As the keynote speaker at a conference organised by the British Council and the National Economics University in Hanoi, it was hugely encouraging to see the appetite for social entrepreneurship among universities in Vietnam. Sometimes universities find themselves under isomorphic pressure to integrate social entrepreneurship; responding to sector trends rather than intrinsic motivations related to the research interests of staff, grass-roots student demand and an alignment between the mission and values of universities and social entrepreneurship. Over the two days of the conference it was clear that the universities involved here were motivated by a mix of mission and student demand. Their was also a desire to improve the employability of students by using social entrepreneurship to boost both innovation and entrepreneurial skills.

Social enterprises in Hanoi

I also had the opportunity, through the British Council, and along with lecturers from NEU and Thai Nguyen universities, to visit three very different social enterprises. The first was KOTO, (Know One Teach One) one of two restaurants in Vietnam which supports an charitable foundation providing catering skills employment for marginalised youth. Modelled on Jamie Oliver’s 15, KOTO has grown at an astonishing rate since it started in 1999, even if its revenue streams struggle to keep up with the demands of its charitable arm.

The second was Sao Maoi (Morning Star) a wonderful school to bring children with autism and other learning difficulties to the point where they can be integrated into mainstream schooling. Sao Mai has been running for 16 years under the leadership of the irrepressible Dr Lan, a qualified psychiatrist who has dedicated her professional life to addressing this particular problem.

The third was KyietNam, a start- up social enterprise run by physically disabled including the hearing impaired, who are stigmatised and underemployed in Vietnam (as in much of Asia).

Although the three ventures were incomparable in many ways, from their models, to their missions and their maturity, what struck me as a common theme was their commitment to quality. This was both heartening and remarkable, given the fact that some, such as Sao Mai and KyietNam are working under difficult conditions and with uncertainty (particularly in terms of staff retention). There was awareness among the entrepreneurs we met that social enterprises can’t compete on branding alone. Equally, it was evident that this drive for quality drew from their dedication to their particular causes.

Future challenges

With growth come challenges. Social entrepreneurship in Vietnam has no doubt received a fillip from the legal recognition of social enterprise (in 2014) but there’s a distance between such recognition and implementation.
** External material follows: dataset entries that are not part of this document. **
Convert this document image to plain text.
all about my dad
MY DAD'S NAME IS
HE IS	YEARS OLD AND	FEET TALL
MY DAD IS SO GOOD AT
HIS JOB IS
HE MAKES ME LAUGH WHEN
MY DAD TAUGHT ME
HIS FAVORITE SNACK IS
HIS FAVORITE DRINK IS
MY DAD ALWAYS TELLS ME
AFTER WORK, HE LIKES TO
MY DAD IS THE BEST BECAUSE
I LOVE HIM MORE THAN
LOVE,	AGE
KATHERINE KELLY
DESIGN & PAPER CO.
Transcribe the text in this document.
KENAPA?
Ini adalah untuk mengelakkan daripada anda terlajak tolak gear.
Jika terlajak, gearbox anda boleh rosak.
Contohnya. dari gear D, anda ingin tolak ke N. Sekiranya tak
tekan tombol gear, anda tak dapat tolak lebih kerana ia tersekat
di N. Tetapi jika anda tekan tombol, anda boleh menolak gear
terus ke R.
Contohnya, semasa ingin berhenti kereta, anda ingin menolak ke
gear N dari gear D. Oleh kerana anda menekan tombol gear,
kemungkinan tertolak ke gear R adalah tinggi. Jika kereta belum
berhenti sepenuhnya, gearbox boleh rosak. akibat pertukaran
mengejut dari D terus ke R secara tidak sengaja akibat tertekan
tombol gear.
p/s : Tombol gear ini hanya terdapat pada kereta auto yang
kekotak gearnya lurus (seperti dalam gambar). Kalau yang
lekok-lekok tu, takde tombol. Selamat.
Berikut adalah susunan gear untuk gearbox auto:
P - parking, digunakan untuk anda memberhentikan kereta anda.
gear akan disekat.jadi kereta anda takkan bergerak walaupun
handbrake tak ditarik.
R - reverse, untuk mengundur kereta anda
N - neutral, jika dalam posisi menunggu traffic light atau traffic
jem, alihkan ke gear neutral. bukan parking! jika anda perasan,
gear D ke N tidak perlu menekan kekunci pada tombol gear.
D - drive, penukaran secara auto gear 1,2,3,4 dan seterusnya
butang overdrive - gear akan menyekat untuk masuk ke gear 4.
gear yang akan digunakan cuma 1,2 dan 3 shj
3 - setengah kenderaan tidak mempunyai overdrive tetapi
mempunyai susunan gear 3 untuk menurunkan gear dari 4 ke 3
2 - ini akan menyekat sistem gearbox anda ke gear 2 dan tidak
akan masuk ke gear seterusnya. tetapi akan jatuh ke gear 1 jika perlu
KyietNam embodied this challenge: though local consumer markets have responded positively to their products, they are unable to access bank credit to expand capacity because they’re legally registered as a for-profit company. It is only when the legal status of social enterprise in Vietnam enables start ups to access loans that legislative pronouncements will mean anything.

Looking to Asia, not Europe

Perhaps Vietnam also needs to look closer to home for inspiration. Instead of trying to emulate arguably incongruous models in the UK and US, why not look to more established Asian social enterprise economies like Thailand, or even India? Platforms like India’s Milaap for example, which crowdsources individual micro-loans, might be just want Vietnam’s fledgling social enterprise sector needs.

Vietnamese universities have a key role here too. To plug gaps in the ecosystem, such as these bridging loans for social enterprises, universities should mobilise their research capacity to identify what the funding needs of the social economy are, what models exist regionally and globally, and what the regulatory barriers to implementation are.

The higher education sector, instead of seeking to emulate UK models, might also take a look at what’s happening in the rest of Asia, where university operating models might be more familiar, funding regimes might be similar, and graduate demands might be comparable.

One idea would be for the British Council, among other organisations, to support the establishment of a network (and annual conference) for Asian universities working in social innovation (let’s also try it without the eye-watering accreditation fee, for a start).

Vietnamese universities might well be late adopters in the global social entrepreneurship scene, but there’s genuine scope to believe that they can have the resources, expertise, and grounded optimism to further grow their social economy and produce graduates with the socially entrepreneurial mindsets and skillsets to propel the country forwards.